Den vorgehaltenen Verfehlungen, deren Nachweisbarkeit unterstellt, können zum anderen auch in rechtlicher Hinsicht nicht ohne weiteres jede disziplinarische Bedeutung abgesprochen werden. Zwar ist der disziplinarische Vorwurf insbesondere nach Einstellung des strafgerichtlichen Verfahrens und damit einhergehend dem Fallenlassen des Vorwurfs der Verbreitung pornografischer Darstellungen als eher gering einzuschätzen. Gleichwohl besteht der begründete Verdacht eines Dienstvergehens. Das Verwaltungsgericht hat zu Recht darauf verwiesen, dass hier möglicherweise die Pflicht des Beamten, sein Verhalten innerhalb und außerhalb des Dienstes nach der Achtung und dem Vertrauen auszurichten, die sein Beruf erfordert (§ 57 Satz 3 ThürBG), verletzt ist. Die Versendung einer Datei, in der ein unbekleideter Schwarzafrikaner mit einem überdimensionierten Geschlechtsteil dargestellt wird, entspricht offensichtlich nicht der Erwartung an das dienstliche Verhalten eines Beamten. Insoweit wird auf die Ausführung des Verwaltungsgerichts Bezug genommen (§ 122 Abs. 2 Satz 3 VwGO). Ausgehend hiervon liegt es auch nicht auf der Hand, eine disziplinarrechtlich unerhebliche Bagatellverfehlung anzunehmen. Es ist auch im Auswahlverfahren nicht offensichtlich, dass ein solches Dienstvergehen folgenlos sein wird. Zwar ist angesichts der Gesamtumstände der möglichen Tat und der Persönlichkeit der Antragstellerin durchaus offen, ob mit einer Disziplinarmaßnahme zu rechnen ist. Insoweit wird zu berücksichtigen sein, dass die Antragstellerin bislang disziplinarrechtlich nicht vorbelastet ist und die Beurteilungen ihr ein gutes Leistungs- und Eignungsurteil ausstellen. Ein Freispruch der Antragstellerin ist aber nicht zwingend. Es muss der Bewertung im Disziplinarverfahren vorbehalten sein, ob unter Abwägung aller Umstände - auch möglicherweise unter Berücksichtigung generalpräventiver Gesichtspunkte - eine Disziplinarmaßnahme zu verhängen sein wird. Die Eignungszweifel sind damit noch nicht ausgeräumt.

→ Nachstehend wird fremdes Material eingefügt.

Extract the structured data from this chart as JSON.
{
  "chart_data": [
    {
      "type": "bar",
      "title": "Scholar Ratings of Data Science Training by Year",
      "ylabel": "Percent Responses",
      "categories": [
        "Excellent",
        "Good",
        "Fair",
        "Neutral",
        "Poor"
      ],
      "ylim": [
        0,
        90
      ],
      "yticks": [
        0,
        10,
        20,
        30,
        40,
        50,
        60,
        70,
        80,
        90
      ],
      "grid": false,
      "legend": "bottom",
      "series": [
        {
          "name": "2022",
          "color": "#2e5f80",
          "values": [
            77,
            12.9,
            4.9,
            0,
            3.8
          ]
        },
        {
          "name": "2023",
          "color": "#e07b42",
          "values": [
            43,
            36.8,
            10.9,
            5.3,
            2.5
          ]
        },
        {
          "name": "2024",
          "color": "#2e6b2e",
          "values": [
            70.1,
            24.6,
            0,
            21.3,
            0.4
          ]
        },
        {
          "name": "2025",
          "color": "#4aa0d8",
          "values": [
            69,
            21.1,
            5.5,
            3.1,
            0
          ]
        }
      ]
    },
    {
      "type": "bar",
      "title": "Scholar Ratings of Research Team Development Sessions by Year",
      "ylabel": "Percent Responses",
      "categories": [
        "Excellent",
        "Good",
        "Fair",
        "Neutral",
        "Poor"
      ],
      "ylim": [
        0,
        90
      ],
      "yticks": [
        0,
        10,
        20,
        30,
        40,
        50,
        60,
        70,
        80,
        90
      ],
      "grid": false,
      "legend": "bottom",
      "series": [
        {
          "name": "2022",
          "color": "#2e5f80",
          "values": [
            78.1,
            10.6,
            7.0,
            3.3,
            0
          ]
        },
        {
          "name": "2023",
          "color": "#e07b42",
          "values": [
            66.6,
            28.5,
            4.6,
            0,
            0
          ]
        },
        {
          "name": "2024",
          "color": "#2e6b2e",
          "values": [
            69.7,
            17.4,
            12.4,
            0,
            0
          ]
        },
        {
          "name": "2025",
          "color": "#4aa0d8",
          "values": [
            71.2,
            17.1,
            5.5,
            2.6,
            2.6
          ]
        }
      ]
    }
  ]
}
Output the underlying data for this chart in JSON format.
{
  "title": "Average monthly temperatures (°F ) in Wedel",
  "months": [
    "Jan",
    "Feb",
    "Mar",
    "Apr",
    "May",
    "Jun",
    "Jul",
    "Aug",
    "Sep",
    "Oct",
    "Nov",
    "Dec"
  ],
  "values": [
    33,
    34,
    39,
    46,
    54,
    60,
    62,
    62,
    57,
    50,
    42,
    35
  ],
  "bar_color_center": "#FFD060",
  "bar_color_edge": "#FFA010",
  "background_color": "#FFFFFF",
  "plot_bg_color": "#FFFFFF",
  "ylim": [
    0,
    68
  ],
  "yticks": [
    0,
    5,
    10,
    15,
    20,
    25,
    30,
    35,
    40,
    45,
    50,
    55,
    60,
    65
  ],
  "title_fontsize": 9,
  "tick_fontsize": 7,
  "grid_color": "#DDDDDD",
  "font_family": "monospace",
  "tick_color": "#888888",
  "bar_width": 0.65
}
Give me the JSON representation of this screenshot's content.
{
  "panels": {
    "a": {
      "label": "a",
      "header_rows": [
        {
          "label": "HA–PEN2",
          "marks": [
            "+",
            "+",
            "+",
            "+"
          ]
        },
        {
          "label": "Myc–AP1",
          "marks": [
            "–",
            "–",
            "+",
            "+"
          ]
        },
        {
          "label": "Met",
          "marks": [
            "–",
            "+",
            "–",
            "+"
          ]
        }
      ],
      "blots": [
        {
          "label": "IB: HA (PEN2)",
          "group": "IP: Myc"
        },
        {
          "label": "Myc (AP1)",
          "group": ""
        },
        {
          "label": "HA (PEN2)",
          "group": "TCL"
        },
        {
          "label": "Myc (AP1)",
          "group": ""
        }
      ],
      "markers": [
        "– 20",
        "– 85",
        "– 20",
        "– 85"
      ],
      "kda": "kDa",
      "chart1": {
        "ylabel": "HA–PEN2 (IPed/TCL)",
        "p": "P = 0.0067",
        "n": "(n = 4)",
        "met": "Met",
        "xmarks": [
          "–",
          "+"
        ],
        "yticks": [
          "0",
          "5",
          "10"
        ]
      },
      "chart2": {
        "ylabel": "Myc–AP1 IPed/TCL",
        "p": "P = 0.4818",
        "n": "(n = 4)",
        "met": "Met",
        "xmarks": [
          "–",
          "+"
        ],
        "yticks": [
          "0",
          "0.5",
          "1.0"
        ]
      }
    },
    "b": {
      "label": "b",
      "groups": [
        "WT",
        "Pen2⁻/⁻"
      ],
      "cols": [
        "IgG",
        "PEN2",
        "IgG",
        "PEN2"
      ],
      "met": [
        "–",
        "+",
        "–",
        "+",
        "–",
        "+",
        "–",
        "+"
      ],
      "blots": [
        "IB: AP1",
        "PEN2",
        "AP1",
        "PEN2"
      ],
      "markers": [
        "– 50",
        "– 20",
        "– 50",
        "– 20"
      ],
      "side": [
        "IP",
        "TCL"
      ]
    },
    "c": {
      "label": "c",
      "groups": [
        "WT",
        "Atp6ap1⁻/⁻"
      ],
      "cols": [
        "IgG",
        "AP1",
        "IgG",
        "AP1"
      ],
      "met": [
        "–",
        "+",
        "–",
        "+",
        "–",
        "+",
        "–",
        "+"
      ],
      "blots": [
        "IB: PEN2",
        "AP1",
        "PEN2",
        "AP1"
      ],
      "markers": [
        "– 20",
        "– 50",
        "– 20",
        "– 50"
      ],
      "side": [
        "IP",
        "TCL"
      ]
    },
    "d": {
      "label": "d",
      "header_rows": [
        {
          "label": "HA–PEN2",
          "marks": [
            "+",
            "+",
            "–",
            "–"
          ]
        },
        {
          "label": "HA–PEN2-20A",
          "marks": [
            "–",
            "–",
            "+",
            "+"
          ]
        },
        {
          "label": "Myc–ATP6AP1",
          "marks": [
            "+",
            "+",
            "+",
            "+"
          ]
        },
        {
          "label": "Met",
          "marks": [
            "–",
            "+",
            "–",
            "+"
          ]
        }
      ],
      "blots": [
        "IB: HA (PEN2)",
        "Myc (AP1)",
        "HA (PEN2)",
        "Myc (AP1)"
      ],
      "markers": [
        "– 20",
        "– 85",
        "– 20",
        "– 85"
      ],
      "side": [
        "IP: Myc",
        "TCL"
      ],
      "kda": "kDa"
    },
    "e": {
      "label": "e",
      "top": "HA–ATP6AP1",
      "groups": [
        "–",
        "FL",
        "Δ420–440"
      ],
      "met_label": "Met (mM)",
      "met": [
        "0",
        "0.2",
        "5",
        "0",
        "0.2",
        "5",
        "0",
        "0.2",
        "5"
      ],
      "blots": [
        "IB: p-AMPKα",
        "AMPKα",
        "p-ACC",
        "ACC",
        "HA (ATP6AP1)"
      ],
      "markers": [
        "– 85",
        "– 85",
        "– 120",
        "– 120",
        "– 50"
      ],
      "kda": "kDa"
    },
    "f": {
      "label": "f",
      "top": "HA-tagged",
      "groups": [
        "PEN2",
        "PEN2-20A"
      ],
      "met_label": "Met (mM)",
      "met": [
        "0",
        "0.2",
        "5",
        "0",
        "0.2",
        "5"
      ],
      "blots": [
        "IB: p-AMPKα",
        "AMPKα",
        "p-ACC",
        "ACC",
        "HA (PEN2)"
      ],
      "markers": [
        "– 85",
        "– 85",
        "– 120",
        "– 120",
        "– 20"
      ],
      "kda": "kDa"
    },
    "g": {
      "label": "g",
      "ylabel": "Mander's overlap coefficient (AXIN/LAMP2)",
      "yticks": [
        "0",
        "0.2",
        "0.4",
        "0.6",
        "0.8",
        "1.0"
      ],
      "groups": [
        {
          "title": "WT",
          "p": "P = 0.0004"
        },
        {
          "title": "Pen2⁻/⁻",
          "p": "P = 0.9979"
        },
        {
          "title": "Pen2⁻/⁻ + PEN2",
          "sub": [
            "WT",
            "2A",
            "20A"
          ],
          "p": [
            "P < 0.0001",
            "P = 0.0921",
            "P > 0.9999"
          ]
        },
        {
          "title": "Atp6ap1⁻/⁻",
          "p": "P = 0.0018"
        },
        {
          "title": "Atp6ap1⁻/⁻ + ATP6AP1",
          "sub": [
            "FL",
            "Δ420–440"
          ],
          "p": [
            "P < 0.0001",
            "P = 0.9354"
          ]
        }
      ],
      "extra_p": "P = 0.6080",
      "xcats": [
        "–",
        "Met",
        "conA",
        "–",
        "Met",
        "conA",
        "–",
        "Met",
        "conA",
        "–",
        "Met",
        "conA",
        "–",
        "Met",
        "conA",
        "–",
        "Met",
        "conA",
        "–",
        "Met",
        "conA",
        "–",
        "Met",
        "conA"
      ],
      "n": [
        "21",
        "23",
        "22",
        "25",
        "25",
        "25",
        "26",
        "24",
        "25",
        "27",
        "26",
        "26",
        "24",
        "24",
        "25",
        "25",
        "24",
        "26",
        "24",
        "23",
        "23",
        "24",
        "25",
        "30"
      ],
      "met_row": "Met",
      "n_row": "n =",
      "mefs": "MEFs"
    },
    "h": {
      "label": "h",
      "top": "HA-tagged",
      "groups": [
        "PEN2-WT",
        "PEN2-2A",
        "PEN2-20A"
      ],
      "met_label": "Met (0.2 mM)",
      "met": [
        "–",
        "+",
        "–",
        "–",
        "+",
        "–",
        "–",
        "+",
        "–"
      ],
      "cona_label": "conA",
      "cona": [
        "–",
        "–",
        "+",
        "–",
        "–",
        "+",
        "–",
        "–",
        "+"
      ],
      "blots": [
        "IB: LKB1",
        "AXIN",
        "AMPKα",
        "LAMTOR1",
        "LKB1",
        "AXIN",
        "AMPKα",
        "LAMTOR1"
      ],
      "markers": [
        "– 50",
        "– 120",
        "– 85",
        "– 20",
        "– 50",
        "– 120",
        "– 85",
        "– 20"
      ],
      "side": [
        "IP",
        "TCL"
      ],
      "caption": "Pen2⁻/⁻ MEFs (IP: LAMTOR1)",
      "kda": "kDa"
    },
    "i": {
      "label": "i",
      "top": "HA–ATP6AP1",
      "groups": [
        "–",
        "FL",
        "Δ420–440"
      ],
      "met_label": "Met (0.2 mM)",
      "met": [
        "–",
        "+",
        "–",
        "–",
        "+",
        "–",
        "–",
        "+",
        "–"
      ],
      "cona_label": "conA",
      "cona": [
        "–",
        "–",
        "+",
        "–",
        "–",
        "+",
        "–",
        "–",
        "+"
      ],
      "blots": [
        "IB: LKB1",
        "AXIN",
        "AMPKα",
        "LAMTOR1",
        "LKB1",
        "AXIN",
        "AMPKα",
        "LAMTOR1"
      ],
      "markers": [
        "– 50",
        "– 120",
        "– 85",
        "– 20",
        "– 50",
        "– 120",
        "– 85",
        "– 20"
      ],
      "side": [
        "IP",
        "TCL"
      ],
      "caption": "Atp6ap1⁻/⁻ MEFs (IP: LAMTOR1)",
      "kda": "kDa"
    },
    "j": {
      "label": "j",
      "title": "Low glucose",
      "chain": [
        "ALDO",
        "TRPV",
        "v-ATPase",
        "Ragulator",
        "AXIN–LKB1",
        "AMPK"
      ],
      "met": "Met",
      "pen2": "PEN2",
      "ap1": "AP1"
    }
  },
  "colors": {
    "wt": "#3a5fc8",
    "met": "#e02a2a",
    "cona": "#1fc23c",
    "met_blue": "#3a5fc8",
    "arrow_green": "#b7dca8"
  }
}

Eine - unterstellte - fürsorgewidrige Verzögerung des Disziplinarverfahrens führt auch nicht dazu, dass der Dienstherr verpflichtet ist, die Beförderungsentscheidung bis zum Abschluss der disziplinarischen Untersuchungen hinauszuschieben. Eine solche - von der Antragstellerin im Beschwerdeverfahren auch nicht substantiiert vorgetragene - Forderung verkennt, dass die Beförderungsauswahl in erster Linie dem öffentlichen Interesse an bestmöglicher Besetzung einer freien Stelle dient, was auch das Interesse an einer zeitnahen Entscheidung bei Besetzbarkeit der Stelle einschließt. Aus der Fürsorge des Dienstherrn gegenüber seinen Beamten, die nur im Rahmen des zurzeit bekleideten Amtes besteht, folgt demgegenüber kein Rechtanspruch auf Beförderung (vgl. hierzu OVG Lüneburg, Beschluss vom 28. Februar 1994 - 2 M 221/94 -, a. a. O.; Fürst/Mühl, GKÖD Bd. 1, Teil 2a Beamtenrecht, 3. Lfg. 1996, K § 23 Rz. 13 m. w. N.; Schnellenbach, a. a. O., Rz. 65 f.).

Die Kostenentscheidung ergibt sich aus § 154 Abs. 2 VwGO. Es entspricht nicht der Billigkeit, der Antragstellerin auch die außergerichtlichen Kosten des Beigeladenen aufzuerlegen. Dieser hat im Beschwerdeverfahren weder einen Antrag gestellt noch in der Sache Stellung genommen mit der Folge, dass er sich einem Kostenrisiko nicht ausgesetzt hat (vgl. §§ 154 Abs. 2, 162 Abs. 3 VwGO).

Die Streitwertfestsetzung beruht auf § 63 Abs. 1 i. V. m. §§ 47, 53 Abs. 3 Nr. 1 und 52 Abs. 5 Satz 2 GKG. Insoweit wird auf die Gründe der Streitwertfestsetzung der ersten Instanz Bezug genommen.